In full turbo, and when approaching it, as the FET PWM ratio increases the 7135s contribute less and less to the current flow, so less heat is generated on the driver/MCU temp. sensor hence the increased lag.
A quick and dirty way to fix this might be to mount a power resistor as close as possible to the MCU, connected to the LED drive output. This way the parasitic loss in this heater resistor would provide the quick response needed for PID type strategies, compensating for the lower contribution from the 7135s.
If the driver was arranged so the resistor was only powered by the FET, not the 7135s, there would be no parasitic loss in 7135 modes, but that might require a second small FET just to drive it.
Edit:, or use a gate-able constant current source, shorted to ground, as the heater, rather than resistor+FET.
Otherwise the classic method is to use feed forward in addition to PID, but this requires a pretty good model of the overall behaviour and is not for the faint hearted.
Since we are not trying to thermally control it, simply to turn it down just before it overheats, I reckon some straightforward mapping of the behaviour could work.
Mapping could be attempted by taking a series of step response measurements using a thermocouple on the head and timing the duration from start temperature to critical temperature. Maybe map 8 or 16 different power levels, from full 7135 to full FET. These could then be used, factored by the head temperature measured at the MCU, to determine a step-down time for each power setting, the step down being either smoothed out, or left to step to give visual indication of what’s happening.
Once back down to full 7135 the universal algorithm taking over again.
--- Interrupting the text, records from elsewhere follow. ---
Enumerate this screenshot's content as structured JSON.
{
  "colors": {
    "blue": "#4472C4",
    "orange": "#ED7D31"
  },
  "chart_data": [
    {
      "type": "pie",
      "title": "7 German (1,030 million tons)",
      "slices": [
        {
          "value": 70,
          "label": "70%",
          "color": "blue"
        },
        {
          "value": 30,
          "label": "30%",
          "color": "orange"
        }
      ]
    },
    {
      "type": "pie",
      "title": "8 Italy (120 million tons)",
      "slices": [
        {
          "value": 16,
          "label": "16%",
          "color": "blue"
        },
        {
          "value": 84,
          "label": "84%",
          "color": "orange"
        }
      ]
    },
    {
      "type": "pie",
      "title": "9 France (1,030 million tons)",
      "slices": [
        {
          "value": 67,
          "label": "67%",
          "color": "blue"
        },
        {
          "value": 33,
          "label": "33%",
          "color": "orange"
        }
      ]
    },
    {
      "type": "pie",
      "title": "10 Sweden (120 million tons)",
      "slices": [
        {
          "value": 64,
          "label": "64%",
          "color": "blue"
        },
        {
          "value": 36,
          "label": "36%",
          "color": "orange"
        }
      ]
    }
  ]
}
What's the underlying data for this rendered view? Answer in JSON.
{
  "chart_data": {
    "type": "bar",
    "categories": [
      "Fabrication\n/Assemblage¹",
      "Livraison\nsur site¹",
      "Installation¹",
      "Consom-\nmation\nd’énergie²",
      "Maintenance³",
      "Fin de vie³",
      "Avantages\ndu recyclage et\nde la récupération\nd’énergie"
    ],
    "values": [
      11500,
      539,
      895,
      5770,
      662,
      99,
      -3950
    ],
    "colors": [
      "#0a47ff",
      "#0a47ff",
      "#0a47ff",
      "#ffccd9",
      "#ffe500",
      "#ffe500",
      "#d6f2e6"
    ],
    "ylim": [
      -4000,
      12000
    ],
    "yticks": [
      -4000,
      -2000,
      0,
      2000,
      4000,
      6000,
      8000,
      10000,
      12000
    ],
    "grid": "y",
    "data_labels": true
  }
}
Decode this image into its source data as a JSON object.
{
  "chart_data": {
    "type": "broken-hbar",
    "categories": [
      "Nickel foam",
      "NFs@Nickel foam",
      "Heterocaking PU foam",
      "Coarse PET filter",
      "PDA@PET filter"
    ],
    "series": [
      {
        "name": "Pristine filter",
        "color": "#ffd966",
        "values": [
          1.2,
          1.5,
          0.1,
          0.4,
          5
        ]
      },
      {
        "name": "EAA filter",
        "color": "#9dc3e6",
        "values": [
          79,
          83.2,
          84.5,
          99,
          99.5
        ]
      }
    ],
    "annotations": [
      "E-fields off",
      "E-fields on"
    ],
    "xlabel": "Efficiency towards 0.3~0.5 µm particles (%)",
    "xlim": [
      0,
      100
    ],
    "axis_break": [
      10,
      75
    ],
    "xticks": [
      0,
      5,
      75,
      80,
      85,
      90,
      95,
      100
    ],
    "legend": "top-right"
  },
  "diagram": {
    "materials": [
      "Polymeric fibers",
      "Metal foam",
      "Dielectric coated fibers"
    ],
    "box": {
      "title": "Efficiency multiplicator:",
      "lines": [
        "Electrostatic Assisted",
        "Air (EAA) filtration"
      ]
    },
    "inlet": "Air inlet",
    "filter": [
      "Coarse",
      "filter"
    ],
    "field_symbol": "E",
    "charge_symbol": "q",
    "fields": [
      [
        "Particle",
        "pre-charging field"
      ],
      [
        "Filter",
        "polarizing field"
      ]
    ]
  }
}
PS: some more detail on how to use the LED Vf as it’s own temperature sensor:
http://www.electronicdesign.com/lighting/use-forward-voltage-drop-measure-junction-temperature
PPS: You already have a constant current source on the driver (x1 7135) so if you could arrange a second set of wires to the LED (4 wire probe) feeding an ADC input to the MCU, you could do it, with just the tiniest flicker when taking the measurement. Guessing at 2mV/degreeC slope, you’d be looking to resolve say 200 mV over the range 0-100C, on the say 3V Vf, which sounds do-able.